Cinema: O Come, All Ye Dysfunctional

Oh, there's no place like moan for the holidays. That's now the tradition for year-end movies, and this year the season of official good feeling is refracted in Oscar-envious films about troubled folks. A schizophrenic mathematician, a slow-witted father, an amnesiac writer, a disfigured playboy, unhappy families in Manhattan and on an English estate--all these sad souls threaten to turn the holiday film scene into a Yuletide reunion at Bellevue. But wait. Most of these tales are ultimately journeys to spiritual health. And if you need a dose of old-movie magic--reach for the Ring. THE LORD OF THE RINGS: THE FELLOWSHIP OF THE RING

STARRING: Elijah Wood, Ian McKellen, Viggo Mortensen, Sean Bean, Cate Blanchett DIRECTOR: Peter Jackson

When he began the job of bringing J.R.R. Tolkien's much loved trilogy to the screen, New Zealand director Jackson may have felt like Frodo Baggins, the lowly Hobbit who assumes the task of taking the Ring of Power on a trek to save Middle Earth. But Jackson proves he is up to it. This first episode shows him well on his way to creating a film epic that nearly matches its source.
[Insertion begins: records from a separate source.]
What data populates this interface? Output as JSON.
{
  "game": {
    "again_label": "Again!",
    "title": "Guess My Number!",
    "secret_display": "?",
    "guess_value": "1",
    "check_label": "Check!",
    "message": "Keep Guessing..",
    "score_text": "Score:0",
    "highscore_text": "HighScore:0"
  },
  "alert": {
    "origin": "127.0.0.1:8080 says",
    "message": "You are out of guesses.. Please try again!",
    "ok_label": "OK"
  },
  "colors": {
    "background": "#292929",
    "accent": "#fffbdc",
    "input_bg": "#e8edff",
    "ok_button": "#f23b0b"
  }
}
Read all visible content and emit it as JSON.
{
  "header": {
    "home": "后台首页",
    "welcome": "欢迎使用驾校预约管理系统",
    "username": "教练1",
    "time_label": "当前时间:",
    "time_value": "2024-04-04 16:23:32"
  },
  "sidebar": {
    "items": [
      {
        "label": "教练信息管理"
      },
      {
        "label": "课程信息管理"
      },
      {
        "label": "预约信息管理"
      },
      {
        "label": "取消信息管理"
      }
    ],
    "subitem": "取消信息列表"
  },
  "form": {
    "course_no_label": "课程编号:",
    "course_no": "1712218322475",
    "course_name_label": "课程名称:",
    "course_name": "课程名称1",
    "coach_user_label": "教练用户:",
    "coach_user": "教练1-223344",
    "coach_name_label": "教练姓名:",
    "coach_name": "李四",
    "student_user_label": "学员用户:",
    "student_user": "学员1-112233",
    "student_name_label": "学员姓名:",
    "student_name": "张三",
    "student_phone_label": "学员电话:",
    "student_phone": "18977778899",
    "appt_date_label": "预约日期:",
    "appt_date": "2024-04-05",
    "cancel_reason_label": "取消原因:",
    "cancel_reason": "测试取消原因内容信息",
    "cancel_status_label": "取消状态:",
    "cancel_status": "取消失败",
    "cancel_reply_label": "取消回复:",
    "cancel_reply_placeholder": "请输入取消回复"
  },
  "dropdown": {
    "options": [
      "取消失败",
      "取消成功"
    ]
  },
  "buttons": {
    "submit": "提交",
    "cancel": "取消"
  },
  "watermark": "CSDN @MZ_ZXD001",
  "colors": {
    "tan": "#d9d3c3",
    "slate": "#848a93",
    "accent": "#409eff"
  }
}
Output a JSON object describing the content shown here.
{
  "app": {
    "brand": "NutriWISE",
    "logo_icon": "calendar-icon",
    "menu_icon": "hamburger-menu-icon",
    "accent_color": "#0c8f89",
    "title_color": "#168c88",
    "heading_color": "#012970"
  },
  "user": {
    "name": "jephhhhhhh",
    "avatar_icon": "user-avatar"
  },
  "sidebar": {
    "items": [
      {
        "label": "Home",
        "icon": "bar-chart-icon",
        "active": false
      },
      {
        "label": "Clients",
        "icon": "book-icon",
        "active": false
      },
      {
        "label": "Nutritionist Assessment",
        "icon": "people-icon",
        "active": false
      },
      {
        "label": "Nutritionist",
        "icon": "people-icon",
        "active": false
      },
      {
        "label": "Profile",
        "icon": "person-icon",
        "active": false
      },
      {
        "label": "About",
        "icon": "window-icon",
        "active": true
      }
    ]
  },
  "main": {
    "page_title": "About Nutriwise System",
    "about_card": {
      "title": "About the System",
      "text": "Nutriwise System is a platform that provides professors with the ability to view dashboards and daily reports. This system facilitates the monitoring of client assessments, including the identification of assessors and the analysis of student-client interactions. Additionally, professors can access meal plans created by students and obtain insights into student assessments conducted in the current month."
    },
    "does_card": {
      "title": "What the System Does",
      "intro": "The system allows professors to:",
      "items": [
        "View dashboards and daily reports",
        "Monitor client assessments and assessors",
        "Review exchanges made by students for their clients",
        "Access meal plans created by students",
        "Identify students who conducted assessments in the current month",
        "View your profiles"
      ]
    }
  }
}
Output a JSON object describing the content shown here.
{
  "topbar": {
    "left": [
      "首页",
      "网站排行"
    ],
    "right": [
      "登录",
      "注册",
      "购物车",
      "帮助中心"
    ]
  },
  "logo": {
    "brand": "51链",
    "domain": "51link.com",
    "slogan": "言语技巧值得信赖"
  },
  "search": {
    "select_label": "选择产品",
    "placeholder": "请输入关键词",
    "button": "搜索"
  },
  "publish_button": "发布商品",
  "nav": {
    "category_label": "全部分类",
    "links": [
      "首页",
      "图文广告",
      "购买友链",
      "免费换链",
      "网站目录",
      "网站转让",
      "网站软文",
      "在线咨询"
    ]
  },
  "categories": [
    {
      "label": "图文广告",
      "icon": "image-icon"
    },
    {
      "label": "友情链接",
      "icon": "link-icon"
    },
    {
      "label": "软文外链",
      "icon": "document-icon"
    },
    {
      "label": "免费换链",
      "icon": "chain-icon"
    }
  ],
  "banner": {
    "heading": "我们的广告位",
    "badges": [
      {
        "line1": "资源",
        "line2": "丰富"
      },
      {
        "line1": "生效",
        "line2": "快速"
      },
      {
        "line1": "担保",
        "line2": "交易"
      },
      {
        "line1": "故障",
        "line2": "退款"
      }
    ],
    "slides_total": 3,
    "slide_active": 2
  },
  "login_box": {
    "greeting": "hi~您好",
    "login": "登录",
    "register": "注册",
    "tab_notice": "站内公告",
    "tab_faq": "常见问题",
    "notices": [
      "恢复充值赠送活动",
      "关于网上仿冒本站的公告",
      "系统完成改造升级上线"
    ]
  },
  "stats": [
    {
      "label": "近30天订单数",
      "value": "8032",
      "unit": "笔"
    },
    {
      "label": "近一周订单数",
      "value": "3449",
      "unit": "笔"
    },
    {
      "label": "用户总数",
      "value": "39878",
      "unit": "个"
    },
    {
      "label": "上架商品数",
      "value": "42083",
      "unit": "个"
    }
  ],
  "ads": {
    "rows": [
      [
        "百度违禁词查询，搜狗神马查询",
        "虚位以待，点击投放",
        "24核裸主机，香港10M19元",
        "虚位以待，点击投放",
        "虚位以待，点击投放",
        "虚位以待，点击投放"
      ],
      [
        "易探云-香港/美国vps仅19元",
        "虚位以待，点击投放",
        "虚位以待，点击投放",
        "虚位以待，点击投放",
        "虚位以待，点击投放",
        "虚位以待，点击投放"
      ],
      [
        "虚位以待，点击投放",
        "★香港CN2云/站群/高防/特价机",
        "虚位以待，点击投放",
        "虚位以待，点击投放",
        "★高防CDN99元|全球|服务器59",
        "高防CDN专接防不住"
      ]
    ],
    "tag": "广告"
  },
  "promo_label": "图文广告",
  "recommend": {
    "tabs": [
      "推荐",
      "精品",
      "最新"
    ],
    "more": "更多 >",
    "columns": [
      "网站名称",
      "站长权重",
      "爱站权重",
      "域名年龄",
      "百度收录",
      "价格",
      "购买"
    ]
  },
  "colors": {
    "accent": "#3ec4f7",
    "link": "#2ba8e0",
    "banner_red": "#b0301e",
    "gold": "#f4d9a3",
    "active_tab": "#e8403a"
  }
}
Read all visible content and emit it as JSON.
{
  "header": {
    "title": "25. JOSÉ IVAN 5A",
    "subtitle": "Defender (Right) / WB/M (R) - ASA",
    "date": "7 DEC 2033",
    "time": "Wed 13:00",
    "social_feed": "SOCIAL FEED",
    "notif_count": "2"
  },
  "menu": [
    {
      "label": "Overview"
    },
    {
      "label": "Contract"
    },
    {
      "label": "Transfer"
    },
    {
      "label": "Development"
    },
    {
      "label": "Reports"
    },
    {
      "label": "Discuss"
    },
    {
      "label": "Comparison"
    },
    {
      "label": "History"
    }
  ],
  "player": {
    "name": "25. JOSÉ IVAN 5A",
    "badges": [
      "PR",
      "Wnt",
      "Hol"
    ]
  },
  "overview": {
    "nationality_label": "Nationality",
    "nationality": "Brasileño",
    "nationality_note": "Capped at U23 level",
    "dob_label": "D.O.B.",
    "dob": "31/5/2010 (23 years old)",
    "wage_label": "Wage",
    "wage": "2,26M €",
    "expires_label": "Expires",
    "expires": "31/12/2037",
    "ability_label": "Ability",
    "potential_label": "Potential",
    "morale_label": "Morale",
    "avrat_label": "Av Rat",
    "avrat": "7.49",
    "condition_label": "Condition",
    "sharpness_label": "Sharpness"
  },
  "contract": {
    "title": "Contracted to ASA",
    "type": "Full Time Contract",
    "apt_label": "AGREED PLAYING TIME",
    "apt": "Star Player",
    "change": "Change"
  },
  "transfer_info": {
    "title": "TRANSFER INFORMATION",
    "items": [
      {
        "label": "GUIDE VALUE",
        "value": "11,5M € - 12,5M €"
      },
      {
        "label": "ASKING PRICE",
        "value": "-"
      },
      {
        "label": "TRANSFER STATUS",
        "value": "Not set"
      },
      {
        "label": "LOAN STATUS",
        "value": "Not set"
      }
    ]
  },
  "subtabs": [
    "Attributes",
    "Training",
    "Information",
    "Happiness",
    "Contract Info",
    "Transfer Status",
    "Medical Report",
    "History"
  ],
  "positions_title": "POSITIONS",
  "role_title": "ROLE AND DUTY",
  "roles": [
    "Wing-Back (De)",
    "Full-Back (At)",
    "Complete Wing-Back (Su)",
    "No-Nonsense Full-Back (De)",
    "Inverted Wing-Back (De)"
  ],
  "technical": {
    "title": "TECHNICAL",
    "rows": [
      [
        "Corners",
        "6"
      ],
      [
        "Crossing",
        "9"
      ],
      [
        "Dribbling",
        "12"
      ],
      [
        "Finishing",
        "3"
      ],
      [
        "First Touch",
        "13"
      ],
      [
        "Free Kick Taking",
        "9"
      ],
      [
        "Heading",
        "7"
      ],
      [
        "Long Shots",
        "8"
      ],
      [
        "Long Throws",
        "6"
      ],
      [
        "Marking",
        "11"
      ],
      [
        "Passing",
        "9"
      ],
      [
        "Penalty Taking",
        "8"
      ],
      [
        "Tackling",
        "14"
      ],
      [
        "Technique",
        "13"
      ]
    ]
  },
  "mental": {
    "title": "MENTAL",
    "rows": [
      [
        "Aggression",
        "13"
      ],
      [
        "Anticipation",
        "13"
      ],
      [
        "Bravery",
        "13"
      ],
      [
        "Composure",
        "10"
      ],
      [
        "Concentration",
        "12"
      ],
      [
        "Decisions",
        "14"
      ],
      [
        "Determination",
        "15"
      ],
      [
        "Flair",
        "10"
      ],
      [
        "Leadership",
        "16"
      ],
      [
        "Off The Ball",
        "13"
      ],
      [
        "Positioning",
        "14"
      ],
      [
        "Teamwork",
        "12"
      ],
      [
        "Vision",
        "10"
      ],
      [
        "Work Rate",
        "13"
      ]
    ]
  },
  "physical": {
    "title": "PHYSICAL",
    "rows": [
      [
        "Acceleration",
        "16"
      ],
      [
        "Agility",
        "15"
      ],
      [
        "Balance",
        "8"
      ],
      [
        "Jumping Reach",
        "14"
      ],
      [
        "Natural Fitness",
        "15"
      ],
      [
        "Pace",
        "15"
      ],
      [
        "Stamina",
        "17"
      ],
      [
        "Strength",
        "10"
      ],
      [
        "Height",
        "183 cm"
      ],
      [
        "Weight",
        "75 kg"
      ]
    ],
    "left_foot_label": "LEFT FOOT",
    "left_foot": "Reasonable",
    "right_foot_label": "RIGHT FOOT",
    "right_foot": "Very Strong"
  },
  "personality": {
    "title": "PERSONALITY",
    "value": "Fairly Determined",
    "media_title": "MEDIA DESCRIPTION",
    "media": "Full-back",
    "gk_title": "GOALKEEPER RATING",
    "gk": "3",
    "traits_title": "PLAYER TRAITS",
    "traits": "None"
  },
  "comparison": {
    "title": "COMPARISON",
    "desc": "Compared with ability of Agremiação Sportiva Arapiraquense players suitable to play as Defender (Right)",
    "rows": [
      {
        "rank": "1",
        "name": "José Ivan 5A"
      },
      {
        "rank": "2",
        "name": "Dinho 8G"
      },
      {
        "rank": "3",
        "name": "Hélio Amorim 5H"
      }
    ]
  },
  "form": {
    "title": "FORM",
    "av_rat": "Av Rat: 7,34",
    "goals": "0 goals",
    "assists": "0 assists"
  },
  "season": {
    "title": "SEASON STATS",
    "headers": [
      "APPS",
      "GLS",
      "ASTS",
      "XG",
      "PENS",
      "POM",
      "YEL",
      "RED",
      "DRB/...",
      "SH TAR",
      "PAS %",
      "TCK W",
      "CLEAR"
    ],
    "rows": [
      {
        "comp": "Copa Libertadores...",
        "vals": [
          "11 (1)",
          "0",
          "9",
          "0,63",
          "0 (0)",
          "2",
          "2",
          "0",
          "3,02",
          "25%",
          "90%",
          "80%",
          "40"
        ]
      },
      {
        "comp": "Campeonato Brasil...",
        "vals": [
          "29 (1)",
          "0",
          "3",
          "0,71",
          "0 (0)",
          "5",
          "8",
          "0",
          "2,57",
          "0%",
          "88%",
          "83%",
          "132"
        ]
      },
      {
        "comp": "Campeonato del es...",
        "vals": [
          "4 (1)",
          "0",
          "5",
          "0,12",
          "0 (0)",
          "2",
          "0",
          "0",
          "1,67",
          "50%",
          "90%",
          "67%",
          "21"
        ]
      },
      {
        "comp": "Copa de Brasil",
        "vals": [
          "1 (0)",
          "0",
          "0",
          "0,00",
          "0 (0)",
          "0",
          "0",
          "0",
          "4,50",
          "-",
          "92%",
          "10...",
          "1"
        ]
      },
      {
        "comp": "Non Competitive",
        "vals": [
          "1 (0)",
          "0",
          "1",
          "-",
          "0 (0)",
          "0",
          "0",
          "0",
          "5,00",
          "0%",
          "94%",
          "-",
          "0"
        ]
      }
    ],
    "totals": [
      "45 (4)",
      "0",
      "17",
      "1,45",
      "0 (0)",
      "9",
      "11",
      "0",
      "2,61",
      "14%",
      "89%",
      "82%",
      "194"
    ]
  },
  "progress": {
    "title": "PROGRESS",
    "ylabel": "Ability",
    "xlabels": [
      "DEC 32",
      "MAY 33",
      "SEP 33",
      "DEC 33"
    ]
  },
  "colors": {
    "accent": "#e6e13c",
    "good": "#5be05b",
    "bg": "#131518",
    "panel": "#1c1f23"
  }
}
Fellowship is not simply a sumptuous illustration of a favorite fable; though faithful in every detail to Tolkien, it has a vigorous life of its own--grandeur, moral heft and emotional depth.

Any apt adaptation of The Lord of the Rings is bound to have a gravity about the awful task at hand. Jackson's film has that, but it is also a buoyant experience because the characters are lively and engaging--each actor (especially Wood as Frodo and McKellen as the wizard Gandalf) magically fitting his role--and because the production team put such skill and joy into designing a movie Middle Earth. The landscapes, a cunning mixture of computer images and real New Zealand, bestow a distinct and beguiling personality on each realm.

At 2 hr. 58 min., the film will test children's bladders but not their patience. Like the best fables, it creates a world where the young (and old) can lose themselves and, in identifying with the little Hobbit that could, find their better selves. --R.C.

A BEAUTIFUL MIND

STARRING: Russell Crowe, Jennifer Connelly, Ed Harris, Christopher Plummer DIRECTOR: Ron Howard

What's terrific about Howard's somewhat fictionalized but entirely absorbing biopic about John Forbes Nash Jr., the Nobel-prizewinning mathematician and economic theorist who was for several decades immobilized by paranoid schizophrenia, is the simple, elegant way Howard thrusts us into Nash's disastrously troubled mind. He forces us, without any distracting or distancing cinematic devices, to experience the world as Nash does, and one can't say much more about that because Howard's style brilliantly hides the movie's slowly dawning central surprise.